Classic Ottoman design featured in US largest mosque

Diyanet Center of America to be officially opened by Turkish President Erdogan

Classic Ottoman design featured in US largest mosque

World Bulletin / News Desk

Twin minarets placed within a traditional Islamic social complex called kulliye, reflects the classical Ottoman architecture of the U.S.’s largest mosque that will officially open later this week.

The Diyanet Center of America in Maryland, just 21 kilometers (13 miles) from the nation’s capital, Washington DC, will be officially launched April 2 by Turkish President Recep Tayyip Erdogan.

The marshy land was bought in 1990 by the Turkish Presidency of Religious Affairs and had only a 100-square-meter (1,076-square-foot) small Turkish mosque and community building on it, according to the kulliye's architect, Muharrem Hilmi Senalp.

"After a declaration of intention in 2009, we started the process for the kulliyah project which would reflect the thought of the Islamic world ... with an understanding to build an ancient Islamic Turkish city, we tried to include what is needed in a kulliyah," Senalp told Anadolu Agency.

A classic city structure of the Ottoman Empire featured a mosque at the center with the city built around it.

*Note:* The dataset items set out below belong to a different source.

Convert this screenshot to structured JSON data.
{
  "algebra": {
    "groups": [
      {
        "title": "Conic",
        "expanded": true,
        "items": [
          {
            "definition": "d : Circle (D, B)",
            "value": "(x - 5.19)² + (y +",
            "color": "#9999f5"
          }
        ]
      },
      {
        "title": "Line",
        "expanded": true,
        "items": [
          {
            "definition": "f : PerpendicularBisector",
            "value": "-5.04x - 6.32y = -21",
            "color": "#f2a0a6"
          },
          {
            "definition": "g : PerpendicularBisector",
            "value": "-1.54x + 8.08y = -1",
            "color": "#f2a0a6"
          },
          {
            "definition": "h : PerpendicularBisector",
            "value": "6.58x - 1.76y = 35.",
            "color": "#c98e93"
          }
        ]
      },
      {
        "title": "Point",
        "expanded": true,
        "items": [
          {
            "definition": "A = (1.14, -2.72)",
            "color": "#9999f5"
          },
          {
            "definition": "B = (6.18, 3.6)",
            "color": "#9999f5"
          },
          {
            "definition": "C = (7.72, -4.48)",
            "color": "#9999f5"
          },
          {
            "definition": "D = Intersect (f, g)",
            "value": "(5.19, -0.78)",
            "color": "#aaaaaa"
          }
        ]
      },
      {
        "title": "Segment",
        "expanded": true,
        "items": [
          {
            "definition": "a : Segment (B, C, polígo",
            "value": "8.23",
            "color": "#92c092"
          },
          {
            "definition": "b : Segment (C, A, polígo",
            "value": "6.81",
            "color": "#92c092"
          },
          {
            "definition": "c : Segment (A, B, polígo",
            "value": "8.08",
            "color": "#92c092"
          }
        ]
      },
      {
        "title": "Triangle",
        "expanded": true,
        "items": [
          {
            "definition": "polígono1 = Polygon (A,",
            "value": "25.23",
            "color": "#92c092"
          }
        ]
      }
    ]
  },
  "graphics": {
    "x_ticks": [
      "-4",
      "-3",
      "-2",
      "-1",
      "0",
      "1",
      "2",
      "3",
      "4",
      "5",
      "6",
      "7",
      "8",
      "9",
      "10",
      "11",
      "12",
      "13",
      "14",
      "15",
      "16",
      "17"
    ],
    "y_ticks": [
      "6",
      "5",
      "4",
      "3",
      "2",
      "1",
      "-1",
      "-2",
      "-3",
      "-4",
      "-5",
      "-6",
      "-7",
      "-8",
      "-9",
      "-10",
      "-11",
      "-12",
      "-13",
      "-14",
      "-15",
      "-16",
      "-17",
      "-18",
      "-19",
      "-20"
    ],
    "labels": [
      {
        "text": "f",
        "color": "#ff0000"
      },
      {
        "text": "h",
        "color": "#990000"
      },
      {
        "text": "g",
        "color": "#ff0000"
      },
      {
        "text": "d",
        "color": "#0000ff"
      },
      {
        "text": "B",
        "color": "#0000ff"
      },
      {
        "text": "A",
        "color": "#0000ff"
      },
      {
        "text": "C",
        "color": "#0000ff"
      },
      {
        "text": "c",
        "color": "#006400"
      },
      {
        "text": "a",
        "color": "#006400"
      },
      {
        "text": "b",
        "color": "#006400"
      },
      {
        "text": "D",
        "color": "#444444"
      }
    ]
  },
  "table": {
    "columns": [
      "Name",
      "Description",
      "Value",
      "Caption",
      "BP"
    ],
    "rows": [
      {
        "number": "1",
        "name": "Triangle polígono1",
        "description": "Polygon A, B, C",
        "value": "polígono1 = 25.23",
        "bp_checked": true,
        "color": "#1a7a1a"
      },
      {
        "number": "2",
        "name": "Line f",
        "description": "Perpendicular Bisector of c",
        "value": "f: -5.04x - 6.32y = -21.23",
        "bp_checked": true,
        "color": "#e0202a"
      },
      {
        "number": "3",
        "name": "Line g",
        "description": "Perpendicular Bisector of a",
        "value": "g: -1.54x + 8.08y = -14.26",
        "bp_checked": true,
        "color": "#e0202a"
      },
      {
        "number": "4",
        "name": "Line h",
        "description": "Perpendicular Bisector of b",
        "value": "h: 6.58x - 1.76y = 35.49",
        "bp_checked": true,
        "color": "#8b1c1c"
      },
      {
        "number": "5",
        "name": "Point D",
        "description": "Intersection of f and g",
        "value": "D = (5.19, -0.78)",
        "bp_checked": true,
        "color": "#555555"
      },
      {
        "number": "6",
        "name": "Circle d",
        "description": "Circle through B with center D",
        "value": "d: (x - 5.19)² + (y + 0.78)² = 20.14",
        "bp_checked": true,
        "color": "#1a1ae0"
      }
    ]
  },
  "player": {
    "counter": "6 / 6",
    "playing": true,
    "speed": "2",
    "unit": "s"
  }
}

Senalp says the project was based on that type of a structural plan and the architecture of the mosque reflected the traditional Ottoman Empire style of the16th and 17th centuries.

"There is a mosque at the center, and a Turkish-Islamic garden in front of it. Right next to it, there is the cultural center, which is a harmony of classical and modern architecture."

The cultural center includes a library, conference and exhibition halls, an assembly hall and a reception area.

The Islamic Research Center within the building will provide a consultancy service for undergraduate and graduate students coming from Turkey to the U.S. There is also a 300-square-meter (3,229—square-foot) Islamic Arts Museum below the mosque and 10 traditional Ottoman houses within the complex, where guests can lodge.

The houses turned the complex into a Turkish-Islamic neighborhood, according to Senalp.

While building mosques, the Ottomans used a measurement system called Turkish yard which was used for a while even by the newly founded Turkish Republic after the Ottoman Empire collapsed at the beginning of the 1900s.

According to Senalp, he used the system while building the kulliye to abide by the traditional style.

Though having worked with a U.S. company for the rough construction of the kulliye, all material in the craftsmanship was transported by sea or air from Turkey, he said, adding that all the craftsmen came also from Turkey to build complex.

Mustafa Iskender, a member of the project's implementation and design team, said the art and craft performed on the kulliye by Turkish artisans were very special because the techniques are ancient and almost extinct.

Iskender said there were a lot of conversations with U.S. authorities about the details of the architecture while building the complex as the structural type had no previous examples. "Therefore, this work has somehow become a unique category," he said.

The entire complex is built on a 60,000-square-meter (64,600-square-foot) area and includes traditional Turkish baths for men and women, swimming pools, a multipurpose hall and an indoor sport complex. With its two minarets -- towers from which worshippers are called to prayer -- the mosque is built on 879 square meters (9,461 square feet) and along with its courtyard is large enough for approximately 3,000 Muslims to pray at the same time.